Because of Bush’s belief that righteousness trumps all, the United States government has detained foreigners (and one or two Americans) indefinitely, disregarded the Constitution and the law designed to enforce it, and tortured prisoners. We now face a terrible, critical choice: whether to remain true to the structure of international law that we began to set up at the end of the Second World War, or to claim, in effect, that war crimes are the prerogative of any American administration that simply decides to carry them out. We will almost surely be unable to escape this choice no matter what the new Administration decides to do, or not do. I have been reliably informed that already a German judge has sought to indict Donald Rumsfeld for war crimes and that only the intervention of the German government persuaded him to desist on diplomatic grounds. Such pressure will be less effective after January 20.

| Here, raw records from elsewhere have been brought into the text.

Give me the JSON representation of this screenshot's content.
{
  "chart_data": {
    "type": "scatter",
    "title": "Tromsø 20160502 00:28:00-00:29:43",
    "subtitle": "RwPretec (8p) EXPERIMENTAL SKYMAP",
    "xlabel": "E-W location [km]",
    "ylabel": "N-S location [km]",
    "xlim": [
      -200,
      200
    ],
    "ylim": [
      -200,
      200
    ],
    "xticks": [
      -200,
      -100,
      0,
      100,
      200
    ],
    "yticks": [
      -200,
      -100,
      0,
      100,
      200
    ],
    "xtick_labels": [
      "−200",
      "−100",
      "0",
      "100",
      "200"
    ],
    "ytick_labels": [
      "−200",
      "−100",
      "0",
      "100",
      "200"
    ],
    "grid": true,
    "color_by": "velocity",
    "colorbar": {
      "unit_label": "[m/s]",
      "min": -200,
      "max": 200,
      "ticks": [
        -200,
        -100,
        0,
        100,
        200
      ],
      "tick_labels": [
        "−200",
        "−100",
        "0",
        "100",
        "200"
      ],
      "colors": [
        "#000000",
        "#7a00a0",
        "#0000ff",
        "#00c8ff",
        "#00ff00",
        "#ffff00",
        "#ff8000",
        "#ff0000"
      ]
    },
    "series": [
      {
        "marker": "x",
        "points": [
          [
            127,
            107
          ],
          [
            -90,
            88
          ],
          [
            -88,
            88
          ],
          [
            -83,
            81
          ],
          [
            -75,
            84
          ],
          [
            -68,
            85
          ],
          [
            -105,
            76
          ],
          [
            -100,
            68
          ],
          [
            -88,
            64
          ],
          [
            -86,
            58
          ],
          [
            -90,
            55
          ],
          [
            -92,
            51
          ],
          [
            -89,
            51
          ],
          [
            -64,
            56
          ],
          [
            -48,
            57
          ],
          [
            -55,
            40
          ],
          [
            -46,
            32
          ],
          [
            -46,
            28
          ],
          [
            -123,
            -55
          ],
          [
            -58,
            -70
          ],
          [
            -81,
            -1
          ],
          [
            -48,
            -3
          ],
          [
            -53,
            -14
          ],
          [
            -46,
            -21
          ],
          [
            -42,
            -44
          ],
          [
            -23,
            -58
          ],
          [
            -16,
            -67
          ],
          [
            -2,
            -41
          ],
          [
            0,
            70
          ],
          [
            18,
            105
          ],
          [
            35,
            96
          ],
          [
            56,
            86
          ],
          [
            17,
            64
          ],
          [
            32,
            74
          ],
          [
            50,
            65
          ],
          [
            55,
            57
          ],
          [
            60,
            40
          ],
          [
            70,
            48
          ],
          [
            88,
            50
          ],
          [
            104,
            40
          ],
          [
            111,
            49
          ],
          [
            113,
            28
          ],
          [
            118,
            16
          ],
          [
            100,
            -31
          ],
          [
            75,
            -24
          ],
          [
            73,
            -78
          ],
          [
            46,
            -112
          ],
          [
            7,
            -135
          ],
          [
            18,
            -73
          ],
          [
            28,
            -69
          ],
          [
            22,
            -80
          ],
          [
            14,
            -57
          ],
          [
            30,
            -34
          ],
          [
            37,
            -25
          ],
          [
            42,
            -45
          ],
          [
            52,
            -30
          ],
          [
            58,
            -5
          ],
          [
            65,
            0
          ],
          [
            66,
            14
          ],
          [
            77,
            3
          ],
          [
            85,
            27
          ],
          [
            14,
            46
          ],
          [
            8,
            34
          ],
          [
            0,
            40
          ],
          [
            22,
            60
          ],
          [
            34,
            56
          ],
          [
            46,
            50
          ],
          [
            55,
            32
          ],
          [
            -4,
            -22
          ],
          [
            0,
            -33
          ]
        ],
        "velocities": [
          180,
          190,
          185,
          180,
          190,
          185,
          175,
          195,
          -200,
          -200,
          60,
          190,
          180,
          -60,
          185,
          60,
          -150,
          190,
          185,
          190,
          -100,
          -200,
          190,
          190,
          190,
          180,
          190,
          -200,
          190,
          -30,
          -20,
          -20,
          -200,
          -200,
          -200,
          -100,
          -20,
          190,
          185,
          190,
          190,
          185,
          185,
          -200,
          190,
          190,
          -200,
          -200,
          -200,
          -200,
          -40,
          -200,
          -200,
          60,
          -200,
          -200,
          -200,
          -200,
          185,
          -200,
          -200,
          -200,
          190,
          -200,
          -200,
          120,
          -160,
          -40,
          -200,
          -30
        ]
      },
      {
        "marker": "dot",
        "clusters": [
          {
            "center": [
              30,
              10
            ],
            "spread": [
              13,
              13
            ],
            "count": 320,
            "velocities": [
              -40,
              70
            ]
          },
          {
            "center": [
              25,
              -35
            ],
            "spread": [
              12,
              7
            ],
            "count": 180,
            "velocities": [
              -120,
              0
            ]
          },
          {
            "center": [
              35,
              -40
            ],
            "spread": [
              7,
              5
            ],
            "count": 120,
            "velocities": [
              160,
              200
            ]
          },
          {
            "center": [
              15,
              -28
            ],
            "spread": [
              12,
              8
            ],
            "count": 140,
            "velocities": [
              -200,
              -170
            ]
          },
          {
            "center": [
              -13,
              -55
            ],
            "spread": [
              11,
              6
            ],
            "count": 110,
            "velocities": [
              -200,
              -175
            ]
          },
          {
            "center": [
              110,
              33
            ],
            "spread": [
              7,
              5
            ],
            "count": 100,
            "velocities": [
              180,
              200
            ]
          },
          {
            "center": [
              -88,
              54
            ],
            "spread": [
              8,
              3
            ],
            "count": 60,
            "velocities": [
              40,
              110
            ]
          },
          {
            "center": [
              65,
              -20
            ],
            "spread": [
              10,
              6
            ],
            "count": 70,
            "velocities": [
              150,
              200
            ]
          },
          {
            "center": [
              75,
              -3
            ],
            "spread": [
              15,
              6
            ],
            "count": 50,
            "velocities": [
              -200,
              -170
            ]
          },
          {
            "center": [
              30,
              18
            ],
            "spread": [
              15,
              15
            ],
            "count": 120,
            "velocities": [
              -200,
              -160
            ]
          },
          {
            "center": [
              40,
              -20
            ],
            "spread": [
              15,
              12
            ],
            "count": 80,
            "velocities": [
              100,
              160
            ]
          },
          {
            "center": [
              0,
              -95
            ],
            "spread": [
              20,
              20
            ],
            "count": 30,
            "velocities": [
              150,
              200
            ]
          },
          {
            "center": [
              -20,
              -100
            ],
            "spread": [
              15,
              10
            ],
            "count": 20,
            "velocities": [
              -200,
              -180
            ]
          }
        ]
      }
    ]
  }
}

Yet even if the crimes of the last seven years are not punished, we can take some solace from the Founding Fathers. When—in correspondence I quoted here years ago—Jefferson protested the lack of a Bill of Rights in the original Constitution, Madison replied that no matter what the framers inserted, future governments would find a way around it. Jefferson did not disagree but insisted that a written Bill of Rights would make it easier to restore liberty after the crisis was over. So they should, and perhaps that is all we can reasonably expect. These last eight years can live as a warning of what the United States, under the wrong Prophet leadership, can became. Sadly my own generation did not produce the man or woman who could undo Bush’s work, but we still hold considerable power. The new President obviously regards politics as the art of the possible and intends to put an end to these abuses. Perhaps we should, as we must, trust in his wisdom to decide what other steps to take.